Is there some grand unifying big picture that makes all these equivalent definitions fall out "for free"? (Obviously, obviousness is subjective, but if you have some mental picture of field extensions that makes this obvious to you, I'd like to know what that picture is.)
Not really, but there is a rephrasing from which the whole proof takes a few lines. Given $K/F$
Write it as a tower of simple extensions $E_0=F,E_m = K, E_j=E_{j-1}[x_j]/(f_j(x_j))$
From it construct all the $E_0$-algebra homomorphisms $\sigma:E_m\to \overline{E_m}$
(one root of $f_1$ determinates an homomorphism $E_1\to \overline{E_m}$, apply it to the coefficients of $f_2$, then repeat iteratively)
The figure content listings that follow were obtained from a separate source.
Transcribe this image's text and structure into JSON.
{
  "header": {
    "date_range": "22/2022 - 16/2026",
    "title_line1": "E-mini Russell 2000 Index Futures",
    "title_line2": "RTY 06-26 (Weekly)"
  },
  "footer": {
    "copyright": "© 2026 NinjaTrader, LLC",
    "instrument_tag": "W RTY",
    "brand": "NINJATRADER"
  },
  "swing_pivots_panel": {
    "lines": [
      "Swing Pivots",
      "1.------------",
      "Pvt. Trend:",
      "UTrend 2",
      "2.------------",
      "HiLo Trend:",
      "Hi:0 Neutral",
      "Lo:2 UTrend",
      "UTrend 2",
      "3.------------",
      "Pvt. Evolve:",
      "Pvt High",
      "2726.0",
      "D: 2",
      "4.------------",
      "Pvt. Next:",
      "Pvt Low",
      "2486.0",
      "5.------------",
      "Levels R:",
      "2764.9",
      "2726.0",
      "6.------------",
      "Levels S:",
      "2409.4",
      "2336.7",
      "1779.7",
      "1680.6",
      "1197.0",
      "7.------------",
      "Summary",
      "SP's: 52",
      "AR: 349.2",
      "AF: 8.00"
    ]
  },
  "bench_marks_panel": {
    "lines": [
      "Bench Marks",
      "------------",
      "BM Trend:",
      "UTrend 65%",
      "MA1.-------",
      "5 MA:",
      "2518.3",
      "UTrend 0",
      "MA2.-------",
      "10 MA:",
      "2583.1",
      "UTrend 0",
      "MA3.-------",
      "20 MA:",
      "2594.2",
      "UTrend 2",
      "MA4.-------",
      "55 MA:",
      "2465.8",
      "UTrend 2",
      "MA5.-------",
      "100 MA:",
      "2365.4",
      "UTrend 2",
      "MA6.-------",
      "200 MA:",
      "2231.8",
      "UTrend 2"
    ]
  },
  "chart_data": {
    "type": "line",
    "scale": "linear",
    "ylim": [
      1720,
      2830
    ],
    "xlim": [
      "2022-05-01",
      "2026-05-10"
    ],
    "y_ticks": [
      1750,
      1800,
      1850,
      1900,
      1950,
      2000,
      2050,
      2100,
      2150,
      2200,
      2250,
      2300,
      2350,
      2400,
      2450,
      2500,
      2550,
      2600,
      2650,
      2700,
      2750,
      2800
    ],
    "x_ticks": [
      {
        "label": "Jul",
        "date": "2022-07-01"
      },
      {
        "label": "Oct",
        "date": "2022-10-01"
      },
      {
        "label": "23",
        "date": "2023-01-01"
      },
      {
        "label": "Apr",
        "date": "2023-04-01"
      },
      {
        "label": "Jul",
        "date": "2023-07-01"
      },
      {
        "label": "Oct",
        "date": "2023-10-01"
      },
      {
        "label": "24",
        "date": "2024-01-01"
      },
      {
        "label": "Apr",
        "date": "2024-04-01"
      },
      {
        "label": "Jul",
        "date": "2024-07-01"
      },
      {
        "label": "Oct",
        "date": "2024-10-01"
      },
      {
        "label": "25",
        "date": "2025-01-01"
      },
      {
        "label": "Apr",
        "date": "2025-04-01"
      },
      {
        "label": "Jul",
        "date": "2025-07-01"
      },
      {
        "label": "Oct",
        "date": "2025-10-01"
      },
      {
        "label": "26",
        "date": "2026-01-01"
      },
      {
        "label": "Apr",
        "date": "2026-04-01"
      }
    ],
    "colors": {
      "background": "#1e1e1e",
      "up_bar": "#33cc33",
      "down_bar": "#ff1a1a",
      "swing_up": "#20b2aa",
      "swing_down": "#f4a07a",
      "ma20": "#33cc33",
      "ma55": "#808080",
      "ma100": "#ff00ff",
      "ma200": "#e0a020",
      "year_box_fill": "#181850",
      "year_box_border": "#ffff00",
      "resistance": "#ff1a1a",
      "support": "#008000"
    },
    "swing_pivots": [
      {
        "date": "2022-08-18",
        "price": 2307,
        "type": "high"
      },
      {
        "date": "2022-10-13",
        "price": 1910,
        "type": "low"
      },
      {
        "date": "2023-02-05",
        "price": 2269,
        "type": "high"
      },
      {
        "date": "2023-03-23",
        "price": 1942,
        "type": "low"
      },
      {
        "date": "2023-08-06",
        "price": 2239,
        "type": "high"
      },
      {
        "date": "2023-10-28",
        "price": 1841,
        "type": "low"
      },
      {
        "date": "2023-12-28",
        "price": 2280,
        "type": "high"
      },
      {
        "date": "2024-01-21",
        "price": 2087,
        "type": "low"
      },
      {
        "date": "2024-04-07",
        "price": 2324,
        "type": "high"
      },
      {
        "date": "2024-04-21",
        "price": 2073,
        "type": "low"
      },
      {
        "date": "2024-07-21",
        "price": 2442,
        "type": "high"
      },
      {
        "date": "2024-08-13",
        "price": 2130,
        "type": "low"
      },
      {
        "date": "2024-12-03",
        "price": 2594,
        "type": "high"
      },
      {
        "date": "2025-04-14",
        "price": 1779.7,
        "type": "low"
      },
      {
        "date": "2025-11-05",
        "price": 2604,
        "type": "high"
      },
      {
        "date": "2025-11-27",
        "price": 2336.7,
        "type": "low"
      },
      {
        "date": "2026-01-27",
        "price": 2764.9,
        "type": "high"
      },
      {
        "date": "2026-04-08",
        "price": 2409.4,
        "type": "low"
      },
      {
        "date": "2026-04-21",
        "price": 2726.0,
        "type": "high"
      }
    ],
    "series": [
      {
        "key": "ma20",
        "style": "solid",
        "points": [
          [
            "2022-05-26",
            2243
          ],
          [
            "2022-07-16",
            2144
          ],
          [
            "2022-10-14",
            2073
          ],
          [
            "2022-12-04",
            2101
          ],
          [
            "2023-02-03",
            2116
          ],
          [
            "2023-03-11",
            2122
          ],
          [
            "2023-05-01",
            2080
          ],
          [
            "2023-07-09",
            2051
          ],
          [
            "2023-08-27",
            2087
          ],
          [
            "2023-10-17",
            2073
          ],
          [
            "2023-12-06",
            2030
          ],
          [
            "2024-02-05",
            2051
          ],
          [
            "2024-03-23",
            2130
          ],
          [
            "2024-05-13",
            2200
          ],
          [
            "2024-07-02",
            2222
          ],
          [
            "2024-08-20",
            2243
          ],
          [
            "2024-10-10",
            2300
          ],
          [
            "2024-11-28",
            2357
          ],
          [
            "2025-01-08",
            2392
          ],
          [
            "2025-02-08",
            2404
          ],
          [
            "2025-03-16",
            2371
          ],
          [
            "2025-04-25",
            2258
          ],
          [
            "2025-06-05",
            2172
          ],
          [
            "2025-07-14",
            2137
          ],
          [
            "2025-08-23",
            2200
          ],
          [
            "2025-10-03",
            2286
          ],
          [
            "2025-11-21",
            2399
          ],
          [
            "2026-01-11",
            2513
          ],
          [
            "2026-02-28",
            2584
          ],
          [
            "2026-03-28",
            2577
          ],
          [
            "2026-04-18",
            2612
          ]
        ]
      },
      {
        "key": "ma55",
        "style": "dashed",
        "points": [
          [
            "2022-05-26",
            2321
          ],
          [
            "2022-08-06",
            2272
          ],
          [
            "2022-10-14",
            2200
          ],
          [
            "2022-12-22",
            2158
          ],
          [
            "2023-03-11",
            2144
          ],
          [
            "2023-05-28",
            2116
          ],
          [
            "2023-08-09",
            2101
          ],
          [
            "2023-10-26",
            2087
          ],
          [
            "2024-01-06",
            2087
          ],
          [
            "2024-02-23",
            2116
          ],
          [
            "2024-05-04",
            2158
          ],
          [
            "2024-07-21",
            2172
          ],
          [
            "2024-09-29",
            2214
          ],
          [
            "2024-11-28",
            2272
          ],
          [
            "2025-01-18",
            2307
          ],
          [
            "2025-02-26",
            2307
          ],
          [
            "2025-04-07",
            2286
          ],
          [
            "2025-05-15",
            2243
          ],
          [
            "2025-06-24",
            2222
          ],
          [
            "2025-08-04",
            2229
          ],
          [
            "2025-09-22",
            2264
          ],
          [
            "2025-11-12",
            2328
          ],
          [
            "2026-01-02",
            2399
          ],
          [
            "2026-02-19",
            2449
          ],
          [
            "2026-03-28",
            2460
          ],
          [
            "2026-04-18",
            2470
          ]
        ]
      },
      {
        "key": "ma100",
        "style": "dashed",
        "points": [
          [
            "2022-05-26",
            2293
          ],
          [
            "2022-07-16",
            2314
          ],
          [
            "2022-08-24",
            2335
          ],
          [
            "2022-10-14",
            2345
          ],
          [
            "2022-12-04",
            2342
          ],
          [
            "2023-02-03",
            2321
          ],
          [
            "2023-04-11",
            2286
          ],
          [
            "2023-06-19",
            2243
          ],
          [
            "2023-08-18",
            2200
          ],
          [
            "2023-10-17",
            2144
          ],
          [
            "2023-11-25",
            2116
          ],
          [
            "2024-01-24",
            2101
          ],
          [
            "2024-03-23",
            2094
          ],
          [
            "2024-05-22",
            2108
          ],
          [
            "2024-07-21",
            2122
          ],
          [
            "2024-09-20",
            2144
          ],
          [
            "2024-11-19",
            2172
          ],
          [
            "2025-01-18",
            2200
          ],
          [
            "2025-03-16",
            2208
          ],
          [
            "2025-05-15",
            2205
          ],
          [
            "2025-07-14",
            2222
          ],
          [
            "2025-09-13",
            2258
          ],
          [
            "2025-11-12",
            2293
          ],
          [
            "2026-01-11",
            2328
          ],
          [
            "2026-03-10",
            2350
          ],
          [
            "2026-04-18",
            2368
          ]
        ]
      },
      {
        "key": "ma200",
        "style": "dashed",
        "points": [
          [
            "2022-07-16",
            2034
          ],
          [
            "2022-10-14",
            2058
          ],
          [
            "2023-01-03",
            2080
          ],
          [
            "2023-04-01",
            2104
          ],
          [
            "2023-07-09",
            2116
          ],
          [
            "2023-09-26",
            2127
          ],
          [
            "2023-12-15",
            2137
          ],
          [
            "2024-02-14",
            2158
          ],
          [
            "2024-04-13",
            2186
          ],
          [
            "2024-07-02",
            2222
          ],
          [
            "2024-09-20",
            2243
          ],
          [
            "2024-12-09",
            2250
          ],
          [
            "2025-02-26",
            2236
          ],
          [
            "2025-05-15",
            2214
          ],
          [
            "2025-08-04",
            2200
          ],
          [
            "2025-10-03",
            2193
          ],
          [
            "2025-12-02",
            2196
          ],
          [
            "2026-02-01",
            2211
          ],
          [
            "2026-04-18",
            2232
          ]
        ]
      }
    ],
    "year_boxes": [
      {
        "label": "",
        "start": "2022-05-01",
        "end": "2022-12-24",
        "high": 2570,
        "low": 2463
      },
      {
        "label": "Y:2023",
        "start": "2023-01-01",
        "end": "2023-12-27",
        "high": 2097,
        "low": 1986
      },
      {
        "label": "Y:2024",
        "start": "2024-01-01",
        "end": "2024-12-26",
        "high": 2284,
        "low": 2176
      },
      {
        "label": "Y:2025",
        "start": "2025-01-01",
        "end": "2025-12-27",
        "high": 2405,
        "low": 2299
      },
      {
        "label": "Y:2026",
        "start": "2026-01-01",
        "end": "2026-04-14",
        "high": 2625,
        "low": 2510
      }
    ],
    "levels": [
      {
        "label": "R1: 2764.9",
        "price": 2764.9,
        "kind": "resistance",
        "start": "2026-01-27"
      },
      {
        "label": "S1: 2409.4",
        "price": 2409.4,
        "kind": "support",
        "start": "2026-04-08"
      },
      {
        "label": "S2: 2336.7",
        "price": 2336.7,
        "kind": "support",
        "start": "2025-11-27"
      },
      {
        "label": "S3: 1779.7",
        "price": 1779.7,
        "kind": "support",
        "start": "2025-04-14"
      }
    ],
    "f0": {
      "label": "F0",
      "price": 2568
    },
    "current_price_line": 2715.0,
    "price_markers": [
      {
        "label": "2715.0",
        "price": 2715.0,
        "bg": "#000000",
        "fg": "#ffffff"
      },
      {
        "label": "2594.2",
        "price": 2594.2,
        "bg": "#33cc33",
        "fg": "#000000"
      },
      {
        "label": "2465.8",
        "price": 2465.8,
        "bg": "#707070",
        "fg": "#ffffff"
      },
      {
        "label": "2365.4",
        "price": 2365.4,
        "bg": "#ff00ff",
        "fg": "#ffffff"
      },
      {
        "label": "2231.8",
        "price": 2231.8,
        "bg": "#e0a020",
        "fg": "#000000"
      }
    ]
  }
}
$E_m/E_0$ separable is the same as each $f_j$ separable which is the same as $\prod_j \deg_s(f_j)=|Hom_{E_0}(E_m,\overline{E_m})|=[E_m:E_0]=\prod_j \deg(f_j)$
The normal / splitting field condition is the same as $\sigma(E_m)\subset E_m$ ie. $\sigma(E_m)=E_m$ ie. $Hom_{E_0}(E_m,\overline{E_m})= Aut(E_m/E_0)$
The fixed field $E_0=E_m^{Aut(E_m/E_0)}$ condition is the same as every $a\in E_m,\not \in E_0$ has a distinct conjugate $b$, the isomorphism $\sigma:E_0(a)\to E_0(b)$ extends to some $\sigma\in Hom_{E_0}(E_m,\overline{E_m})=Aut(E_m/E_0)$, ie. $E_m/E_0$ is normal and separable.